McLaren have acknowledged that a combination of starting from pole position and speedy pit-stops were key to its' success in Sunday's Hungarian Grand Prix.
Despite constant pressure from Lotus duo, Finn Kimi Raikkonen and Frenchman Romain Grosjean, Briton Lewis Hamilton led from start to finish at the Hungaroring securing his and the British team's first win since the Canadian Grand Prix.
McLaren's sporting director Sam Michael admitted Lotus had the faster cars and that a combination of starting from pole and well-executed pit-stops were vital for Hamilton to hold his position.
"Lotus were definitely on us for the whole race," he said, "I think they really have a good race car and we basically only beat them because of qualifying and the fact that we beat them in the pits.

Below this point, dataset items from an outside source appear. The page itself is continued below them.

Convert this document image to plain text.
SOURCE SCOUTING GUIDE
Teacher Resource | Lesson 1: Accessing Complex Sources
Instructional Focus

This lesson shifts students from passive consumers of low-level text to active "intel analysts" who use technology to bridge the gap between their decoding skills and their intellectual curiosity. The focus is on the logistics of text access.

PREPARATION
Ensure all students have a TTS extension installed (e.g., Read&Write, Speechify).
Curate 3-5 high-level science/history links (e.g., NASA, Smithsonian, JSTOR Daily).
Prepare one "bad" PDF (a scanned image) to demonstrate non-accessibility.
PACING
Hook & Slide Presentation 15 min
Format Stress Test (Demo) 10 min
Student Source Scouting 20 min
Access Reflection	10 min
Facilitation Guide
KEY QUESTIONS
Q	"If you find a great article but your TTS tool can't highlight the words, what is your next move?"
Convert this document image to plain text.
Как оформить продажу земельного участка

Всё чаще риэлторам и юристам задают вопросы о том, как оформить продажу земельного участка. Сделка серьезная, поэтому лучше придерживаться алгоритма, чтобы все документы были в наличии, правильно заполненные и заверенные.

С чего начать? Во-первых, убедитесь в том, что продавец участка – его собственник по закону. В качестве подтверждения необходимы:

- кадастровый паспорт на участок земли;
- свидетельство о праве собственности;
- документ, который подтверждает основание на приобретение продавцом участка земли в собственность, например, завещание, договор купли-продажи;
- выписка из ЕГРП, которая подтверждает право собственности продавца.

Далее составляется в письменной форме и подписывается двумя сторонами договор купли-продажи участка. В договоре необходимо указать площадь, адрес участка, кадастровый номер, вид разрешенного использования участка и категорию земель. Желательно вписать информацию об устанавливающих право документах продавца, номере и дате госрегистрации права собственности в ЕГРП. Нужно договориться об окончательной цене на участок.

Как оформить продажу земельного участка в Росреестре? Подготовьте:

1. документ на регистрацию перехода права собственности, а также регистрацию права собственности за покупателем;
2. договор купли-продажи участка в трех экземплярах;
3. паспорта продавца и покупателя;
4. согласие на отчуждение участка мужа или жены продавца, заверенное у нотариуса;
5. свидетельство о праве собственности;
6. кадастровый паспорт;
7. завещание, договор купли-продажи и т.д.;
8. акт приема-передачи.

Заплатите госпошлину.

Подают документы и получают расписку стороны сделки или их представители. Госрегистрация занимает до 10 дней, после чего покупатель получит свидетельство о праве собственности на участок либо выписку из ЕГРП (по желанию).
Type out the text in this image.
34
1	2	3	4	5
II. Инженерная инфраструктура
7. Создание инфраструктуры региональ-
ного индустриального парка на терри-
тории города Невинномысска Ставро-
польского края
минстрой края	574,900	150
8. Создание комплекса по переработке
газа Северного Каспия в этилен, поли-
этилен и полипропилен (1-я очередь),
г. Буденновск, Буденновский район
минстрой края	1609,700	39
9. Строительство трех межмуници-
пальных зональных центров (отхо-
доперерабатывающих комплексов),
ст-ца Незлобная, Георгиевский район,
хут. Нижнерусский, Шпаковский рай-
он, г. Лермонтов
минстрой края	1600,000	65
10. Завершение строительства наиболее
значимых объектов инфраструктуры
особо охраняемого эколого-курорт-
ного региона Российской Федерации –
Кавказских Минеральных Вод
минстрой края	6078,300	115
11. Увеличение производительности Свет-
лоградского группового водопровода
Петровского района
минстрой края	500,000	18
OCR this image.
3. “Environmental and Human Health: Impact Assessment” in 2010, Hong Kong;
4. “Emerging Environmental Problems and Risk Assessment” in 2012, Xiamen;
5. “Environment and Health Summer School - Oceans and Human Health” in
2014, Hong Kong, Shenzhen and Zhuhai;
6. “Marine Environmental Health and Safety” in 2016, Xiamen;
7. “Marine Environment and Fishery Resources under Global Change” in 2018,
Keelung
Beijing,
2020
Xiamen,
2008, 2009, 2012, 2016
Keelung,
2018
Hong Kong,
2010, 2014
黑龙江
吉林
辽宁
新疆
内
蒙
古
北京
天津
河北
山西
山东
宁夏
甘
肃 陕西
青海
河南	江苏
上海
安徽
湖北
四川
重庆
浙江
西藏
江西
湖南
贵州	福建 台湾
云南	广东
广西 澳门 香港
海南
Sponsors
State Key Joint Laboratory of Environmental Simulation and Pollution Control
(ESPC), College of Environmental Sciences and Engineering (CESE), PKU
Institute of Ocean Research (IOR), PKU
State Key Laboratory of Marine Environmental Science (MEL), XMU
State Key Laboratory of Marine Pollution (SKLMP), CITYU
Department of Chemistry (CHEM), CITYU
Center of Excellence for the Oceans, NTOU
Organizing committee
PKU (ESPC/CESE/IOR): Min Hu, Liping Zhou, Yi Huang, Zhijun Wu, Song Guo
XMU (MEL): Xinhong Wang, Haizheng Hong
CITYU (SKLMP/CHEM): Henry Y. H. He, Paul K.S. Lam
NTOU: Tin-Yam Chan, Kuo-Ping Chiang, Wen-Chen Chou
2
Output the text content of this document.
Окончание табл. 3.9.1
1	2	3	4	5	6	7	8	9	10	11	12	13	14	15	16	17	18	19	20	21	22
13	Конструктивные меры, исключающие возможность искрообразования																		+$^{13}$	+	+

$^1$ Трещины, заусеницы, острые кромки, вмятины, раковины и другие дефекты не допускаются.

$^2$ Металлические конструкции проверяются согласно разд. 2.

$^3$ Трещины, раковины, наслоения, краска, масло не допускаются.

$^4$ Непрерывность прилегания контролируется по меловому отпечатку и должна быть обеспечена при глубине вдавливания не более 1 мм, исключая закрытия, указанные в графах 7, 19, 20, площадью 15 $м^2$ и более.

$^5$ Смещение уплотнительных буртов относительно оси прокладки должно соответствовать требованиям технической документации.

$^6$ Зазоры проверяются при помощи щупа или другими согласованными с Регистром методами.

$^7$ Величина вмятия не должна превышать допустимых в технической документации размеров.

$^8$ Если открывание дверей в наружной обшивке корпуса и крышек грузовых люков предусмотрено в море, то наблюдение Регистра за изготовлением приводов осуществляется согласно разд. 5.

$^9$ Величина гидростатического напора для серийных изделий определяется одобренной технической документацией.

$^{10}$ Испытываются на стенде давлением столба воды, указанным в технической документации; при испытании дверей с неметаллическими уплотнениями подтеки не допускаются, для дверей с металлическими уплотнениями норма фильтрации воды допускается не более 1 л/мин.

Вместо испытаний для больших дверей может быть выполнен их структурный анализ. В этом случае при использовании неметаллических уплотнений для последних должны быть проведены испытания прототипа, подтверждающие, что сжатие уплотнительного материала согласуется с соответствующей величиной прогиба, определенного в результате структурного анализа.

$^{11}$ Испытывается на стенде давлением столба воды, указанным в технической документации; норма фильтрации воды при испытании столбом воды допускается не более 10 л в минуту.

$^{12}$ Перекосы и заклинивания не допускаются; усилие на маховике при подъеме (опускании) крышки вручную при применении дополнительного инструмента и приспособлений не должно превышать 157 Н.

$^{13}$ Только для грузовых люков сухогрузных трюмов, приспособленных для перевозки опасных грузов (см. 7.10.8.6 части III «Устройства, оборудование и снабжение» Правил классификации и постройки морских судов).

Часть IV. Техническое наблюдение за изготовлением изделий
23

"If they had qualified well and qualified in front of us then, because it is difficult to overtake here, I think you would really struggle to beat them."
Michael acknowledged Lotus' excellent tyre degredation characteristics and credited Hamilton, who won by just a second, for keeping second-placed Raikkonen at bay until the chequered flag.
"We felt they would always go long because that is where their advantage is," he said.
"They probably knew that we could beat them in the pits, so it worked well. But definitely we thought they would be pretty hard work in the last stint, and Lewis drove very well to keep Kimi off him."
In contrast, Jenson Button was baffled by McLaren's sudden change of tactics that led to the Englishman slipping three positions to finish sixth.
The 2009 champion was in third place before McLaren opted to change him to a three-stop strategy, forcing him to pit earlier than planned and exiting him straight into traffic, killing any chance he had at fighting for a podium.
Button admitted he was baffled by the team's decision.
"I don't know what was going on there really," he said, "the weird thing was after the first stop I could still see the leaders so it was close, but we decided to go for a three stop and we were stopping early, and both times I came out in traffic and wondered why.
"The tyres were still in good condition and I think they were trying to jump the cars in front but we went straight back into traffic and that was it. Normally you pit and come out into clean air.
"Then we did that again later on in the race, so not a great race. Hopefully we will learn from this because it happened twice - I don't think we looked too good on strategy."